In testimony, Powell and Homeland Security Secretary Tom Ridge expressed support for appointment of a national intelligence chief, though each said there are still details to be worked out in the approach that will be supported by Bush.

Their comments came as several congressional panels wade through proposals of the Sept. 11 commission -- many of which Bush has endorsed, at least in part. The commission urged appointment of a national intelligence director to coordinate the activities of the CIA and more than a dozen intelligence agencies at the Defense Department and elsewhere in government. Among the details to be worked out by Congress is how much authority to give the new intelligence chief to direct spending and personnel decisions at those agencies.

The commission -- which concluded that a lack of coordination among those agencies failed to prevent the Sept. 11, 2001, attacks -- also recommended creation of a national counterterrorism center, a clearinghouse for counterterrorism information.
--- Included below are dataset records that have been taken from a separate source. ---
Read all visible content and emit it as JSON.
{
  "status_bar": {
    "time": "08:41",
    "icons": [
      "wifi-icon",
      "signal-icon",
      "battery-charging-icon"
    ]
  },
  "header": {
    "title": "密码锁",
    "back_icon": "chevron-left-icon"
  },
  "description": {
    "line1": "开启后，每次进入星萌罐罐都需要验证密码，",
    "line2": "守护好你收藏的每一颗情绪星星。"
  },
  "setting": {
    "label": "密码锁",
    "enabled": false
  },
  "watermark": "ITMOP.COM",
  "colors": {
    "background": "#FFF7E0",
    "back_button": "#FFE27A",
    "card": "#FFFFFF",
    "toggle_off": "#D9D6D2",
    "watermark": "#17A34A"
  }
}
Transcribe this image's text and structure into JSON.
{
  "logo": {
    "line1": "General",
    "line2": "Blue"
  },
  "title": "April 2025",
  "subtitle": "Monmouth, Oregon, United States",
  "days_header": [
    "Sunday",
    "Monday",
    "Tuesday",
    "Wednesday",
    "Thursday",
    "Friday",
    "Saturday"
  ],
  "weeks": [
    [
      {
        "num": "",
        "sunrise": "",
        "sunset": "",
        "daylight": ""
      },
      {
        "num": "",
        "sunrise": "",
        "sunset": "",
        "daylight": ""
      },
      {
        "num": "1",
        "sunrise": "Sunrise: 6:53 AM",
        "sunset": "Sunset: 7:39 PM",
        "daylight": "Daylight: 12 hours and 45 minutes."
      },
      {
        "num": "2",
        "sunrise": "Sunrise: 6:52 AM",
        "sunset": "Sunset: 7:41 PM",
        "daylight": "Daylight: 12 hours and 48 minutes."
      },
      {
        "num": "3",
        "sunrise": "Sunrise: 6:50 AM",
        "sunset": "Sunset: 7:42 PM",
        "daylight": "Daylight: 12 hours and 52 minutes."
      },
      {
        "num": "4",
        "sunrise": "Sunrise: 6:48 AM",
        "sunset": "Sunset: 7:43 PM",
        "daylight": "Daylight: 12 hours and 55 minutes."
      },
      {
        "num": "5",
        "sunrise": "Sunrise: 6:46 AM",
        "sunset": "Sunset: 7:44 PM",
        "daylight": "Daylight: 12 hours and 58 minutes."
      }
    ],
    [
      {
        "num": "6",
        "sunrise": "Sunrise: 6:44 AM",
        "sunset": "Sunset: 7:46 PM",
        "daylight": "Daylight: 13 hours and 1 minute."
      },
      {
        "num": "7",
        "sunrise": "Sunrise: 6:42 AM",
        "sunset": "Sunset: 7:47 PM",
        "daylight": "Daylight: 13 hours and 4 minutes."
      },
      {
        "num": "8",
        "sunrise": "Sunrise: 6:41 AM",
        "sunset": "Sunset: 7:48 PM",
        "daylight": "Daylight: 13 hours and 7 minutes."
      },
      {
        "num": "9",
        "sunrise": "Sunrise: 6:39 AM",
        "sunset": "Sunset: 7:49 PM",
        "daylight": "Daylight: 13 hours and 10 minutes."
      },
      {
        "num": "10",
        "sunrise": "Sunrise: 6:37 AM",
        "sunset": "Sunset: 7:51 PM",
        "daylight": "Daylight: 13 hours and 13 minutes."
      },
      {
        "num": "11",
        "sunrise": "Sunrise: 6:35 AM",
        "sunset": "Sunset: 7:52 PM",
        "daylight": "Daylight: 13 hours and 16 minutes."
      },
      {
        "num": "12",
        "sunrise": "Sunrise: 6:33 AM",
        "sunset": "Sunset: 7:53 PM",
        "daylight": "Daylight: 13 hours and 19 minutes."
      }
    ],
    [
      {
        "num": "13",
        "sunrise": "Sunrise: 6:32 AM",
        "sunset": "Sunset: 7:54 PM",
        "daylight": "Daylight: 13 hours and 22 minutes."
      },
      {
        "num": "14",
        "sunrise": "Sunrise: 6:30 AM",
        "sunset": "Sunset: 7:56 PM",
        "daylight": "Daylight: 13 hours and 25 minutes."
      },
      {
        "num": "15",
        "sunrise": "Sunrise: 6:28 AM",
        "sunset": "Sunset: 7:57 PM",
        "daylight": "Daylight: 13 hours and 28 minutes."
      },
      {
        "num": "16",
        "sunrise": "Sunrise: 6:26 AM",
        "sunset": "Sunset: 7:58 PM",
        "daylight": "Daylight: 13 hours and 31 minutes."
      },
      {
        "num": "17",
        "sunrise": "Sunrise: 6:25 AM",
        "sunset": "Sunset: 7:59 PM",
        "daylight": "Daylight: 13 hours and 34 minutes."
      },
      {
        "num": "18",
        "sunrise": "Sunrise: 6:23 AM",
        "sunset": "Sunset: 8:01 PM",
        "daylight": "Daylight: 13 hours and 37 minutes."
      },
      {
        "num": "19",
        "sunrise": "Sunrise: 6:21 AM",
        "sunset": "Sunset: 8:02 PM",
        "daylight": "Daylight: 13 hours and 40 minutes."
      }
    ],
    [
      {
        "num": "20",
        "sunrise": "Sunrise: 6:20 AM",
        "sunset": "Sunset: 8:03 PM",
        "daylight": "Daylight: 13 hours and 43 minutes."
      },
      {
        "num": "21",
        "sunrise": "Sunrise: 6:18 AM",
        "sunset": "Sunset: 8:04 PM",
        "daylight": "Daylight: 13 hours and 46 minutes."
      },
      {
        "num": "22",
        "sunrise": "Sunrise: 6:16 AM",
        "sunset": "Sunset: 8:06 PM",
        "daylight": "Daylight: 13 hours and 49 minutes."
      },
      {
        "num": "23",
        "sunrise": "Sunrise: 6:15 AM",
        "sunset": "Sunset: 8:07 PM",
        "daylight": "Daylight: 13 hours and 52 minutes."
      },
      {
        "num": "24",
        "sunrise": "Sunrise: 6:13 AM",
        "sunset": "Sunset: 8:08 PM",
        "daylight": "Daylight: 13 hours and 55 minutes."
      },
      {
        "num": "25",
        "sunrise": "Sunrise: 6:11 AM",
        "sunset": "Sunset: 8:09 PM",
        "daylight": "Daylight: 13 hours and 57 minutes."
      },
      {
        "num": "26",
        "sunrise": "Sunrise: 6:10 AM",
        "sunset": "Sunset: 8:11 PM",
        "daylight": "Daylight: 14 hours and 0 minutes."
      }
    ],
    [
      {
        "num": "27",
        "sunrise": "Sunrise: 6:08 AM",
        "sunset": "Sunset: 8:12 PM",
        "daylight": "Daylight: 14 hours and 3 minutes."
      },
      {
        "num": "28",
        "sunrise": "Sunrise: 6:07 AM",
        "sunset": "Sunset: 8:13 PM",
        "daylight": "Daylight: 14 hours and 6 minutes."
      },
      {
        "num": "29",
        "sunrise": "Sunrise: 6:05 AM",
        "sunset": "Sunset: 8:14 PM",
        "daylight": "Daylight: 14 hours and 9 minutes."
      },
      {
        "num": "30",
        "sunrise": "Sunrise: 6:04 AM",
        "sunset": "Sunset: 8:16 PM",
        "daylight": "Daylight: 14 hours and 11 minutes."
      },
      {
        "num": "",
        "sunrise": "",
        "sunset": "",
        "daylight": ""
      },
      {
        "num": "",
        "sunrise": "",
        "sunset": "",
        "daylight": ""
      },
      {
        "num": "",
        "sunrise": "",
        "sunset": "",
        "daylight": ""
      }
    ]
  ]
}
Ridge cautioned that the proposed counterterrorism center should not be given roles his department is already playing, such as providing terrorism data to state and local entities. "We don't want to start building up independent lines of communications," Ridge said.

Powell also indicated that the White House has still not determined just where the national intelligence director, or NID, will fit bureaucratically in the government. "We still have to look at exactly how the NID is placed organizationally within the executive branch," Powell said, noting that Bush had "made clear" it would not be in the executive office of the president, as the Sept. 11 commission recommended.

Powell also appeared to take issue with a suggestion by former CIA director Robert M. Gates that the new national intelligence chief have the CIA director as his deputy so that he is directly associated with one of the agencies in the intelligence community. The new intelligence chief, if divorced from any of the 15 agencies in the community, would be "in a more powerful position to question any of the information or judgments that he is being given from any one of the organizations of government," Powell said.

Senate confirmation hearings begin today for Bush's nominee to be CIA director, Rep. Porter J. Goss (R-Fla.).